Rain terlonjak kaget, mendengar ada suara klakson yang nyaring dari arah belakang. Spontan menoleh, dan mendapati sebuah Bugatti Divo dengan kaca terbuka. Rain menatap tajam melihat si pengendara mobil mewah tersebut.

"Ngapain bengong disitu?" tanya Aidan yang sudah melongok keluar jendela mobilnya. "Nunggu di jemput?" tanya Aidan lagi.

"Bukan urusan lo!" jawab Rain dengan nada ketus.

Aidan, dengan gaya yang santai dan percaya diri, memarkirkan mobilnya di tepi jalan. Ia melangkah keluar, masih mengenakan setelan jas kasual putih yang membuatnya terlihat semakin elegan.

"Rain, sorry again for leaving you in the past," ucap Aidan sambil duduk di samping Rain, mata hitamnya menatap penuh rasa bersalah.

Rain menoleh, tatapannya dingin. "You play me," balasnya sinis. Tatapan tajamnya terfokus pada Aidan, bibirnya menggigit lembut seakan mencoba menahan badai emosi yang bergejolak di dalam hatinya. Keberadaan pria di sampingnya hanya menambah kegelisahan yang ia rasakan.

"Aku menyesal, Rain." Jarinya menggaruk alisnya, mengamati gadis yang duduk di disampingnya.

Mendadak, Rain bangkit dari duduknya. "Shit!" serunya, menatap langit yang mulai meneteskan gerimis.

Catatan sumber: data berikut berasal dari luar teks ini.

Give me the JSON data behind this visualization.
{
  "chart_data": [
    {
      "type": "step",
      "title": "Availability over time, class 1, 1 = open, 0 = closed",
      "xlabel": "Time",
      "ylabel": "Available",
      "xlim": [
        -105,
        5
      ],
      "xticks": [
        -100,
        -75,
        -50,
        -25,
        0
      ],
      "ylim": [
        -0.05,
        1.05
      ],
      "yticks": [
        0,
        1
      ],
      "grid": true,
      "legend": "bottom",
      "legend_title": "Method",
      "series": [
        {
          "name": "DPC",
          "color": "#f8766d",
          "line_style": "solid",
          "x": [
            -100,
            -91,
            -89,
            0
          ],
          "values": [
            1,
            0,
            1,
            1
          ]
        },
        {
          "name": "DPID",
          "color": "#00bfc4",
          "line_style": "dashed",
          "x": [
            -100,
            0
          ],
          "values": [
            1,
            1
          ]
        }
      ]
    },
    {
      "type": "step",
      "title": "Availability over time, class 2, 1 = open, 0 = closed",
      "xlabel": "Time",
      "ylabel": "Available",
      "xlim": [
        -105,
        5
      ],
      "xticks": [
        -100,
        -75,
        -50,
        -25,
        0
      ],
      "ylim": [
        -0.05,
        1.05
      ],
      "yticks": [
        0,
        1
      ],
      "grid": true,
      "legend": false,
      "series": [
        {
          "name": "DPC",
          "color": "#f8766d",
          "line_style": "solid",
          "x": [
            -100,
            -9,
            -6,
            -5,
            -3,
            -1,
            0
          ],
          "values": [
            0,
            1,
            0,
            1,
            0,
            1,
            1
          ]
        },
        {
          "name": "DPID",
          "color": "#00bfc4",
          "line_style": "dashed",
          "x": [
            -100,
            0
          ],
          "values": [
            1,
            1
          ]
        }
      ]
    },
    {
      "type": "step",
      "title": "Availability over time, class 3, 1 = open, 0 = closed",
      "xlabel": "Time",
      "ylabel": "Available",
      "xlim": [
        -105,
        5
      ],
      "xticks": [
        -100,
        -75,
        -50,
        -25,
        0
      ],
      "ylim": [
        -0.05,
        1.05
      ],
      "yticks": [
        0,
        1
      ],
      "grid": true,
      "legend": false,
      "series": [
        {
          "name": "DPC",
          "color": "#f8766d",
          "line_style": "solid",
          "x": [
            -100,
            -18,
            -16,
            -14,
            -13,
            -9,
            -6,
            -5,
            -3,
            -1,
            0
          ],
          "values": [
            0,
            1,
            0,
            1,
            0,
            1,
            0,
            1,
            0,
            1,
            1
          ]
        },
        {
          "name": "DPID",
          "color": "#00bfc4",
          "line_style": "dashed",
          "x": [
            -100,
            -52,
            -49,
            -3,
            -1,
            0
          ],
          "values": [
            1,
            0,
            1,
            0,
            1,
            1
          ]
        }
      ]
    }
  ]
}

"Rain, are you okay?" tanya Aidan saat melihat badan perempuan itu bergetar dan wajahnya panik. Gerimis yang jatuh pada tubuhnya bagai ancaman untuk Rain.

"Haruskah gue kasih jawaban? Just go away!" ucap Rain dengan nada tinggi. Suaranya penuh dengan kemarahan yang tertahan, tangannya gemetar saat ia mencoba menahan serangan paniknya.

"Ayo, aku akan mengantarmu pulang," Aidan menawarkan, berdiri dan mengulurkan tangannya.

Rain menatap tangan itu, terlihat ragu-ragu. Dalam pandangan matanya, ada keraguan dan sedikit rasa gengsi. Dia tidak lagi mempercayai iblis tampan itu. Namun, Aidan tidak menunggu lebih lama. Ia segera meraih satu tangan Rain, menggenggamnya erat, dan membawanya menuju mobilnya.

Rain tidak bisa menyembunyikan rasa kesalnya. Ia mendecak, melepaskan napas dengan berat, seolah-olah mencoba melepaskan beban yang menekan dadanya. Ketika akhirnya mereka sampai di mobil, Rain kembali berdecak kesal, dan menyandarkan dirinya di kursi mobil Aidan dengan pasrah, mencoba untuk memejamkan mata. Siapa tahu bisa tidur, dan tak melihat sosok disampingnya lebih lama. Namun, pikiran dan perasaannya terlalu kacau untuk memungkinkan kedamaian.

Setiap tetesan air yang jatuh dari langit mengingatkannya pada kenangan yang ingin ia lupakan, namun tidak pernah bisa ia hapus. Baru sepuluh menit mobil berjalan, hujan turun sangat deras. Rain menutup mata, jantungnya semakin berdebar, membuatnya sesak nafas.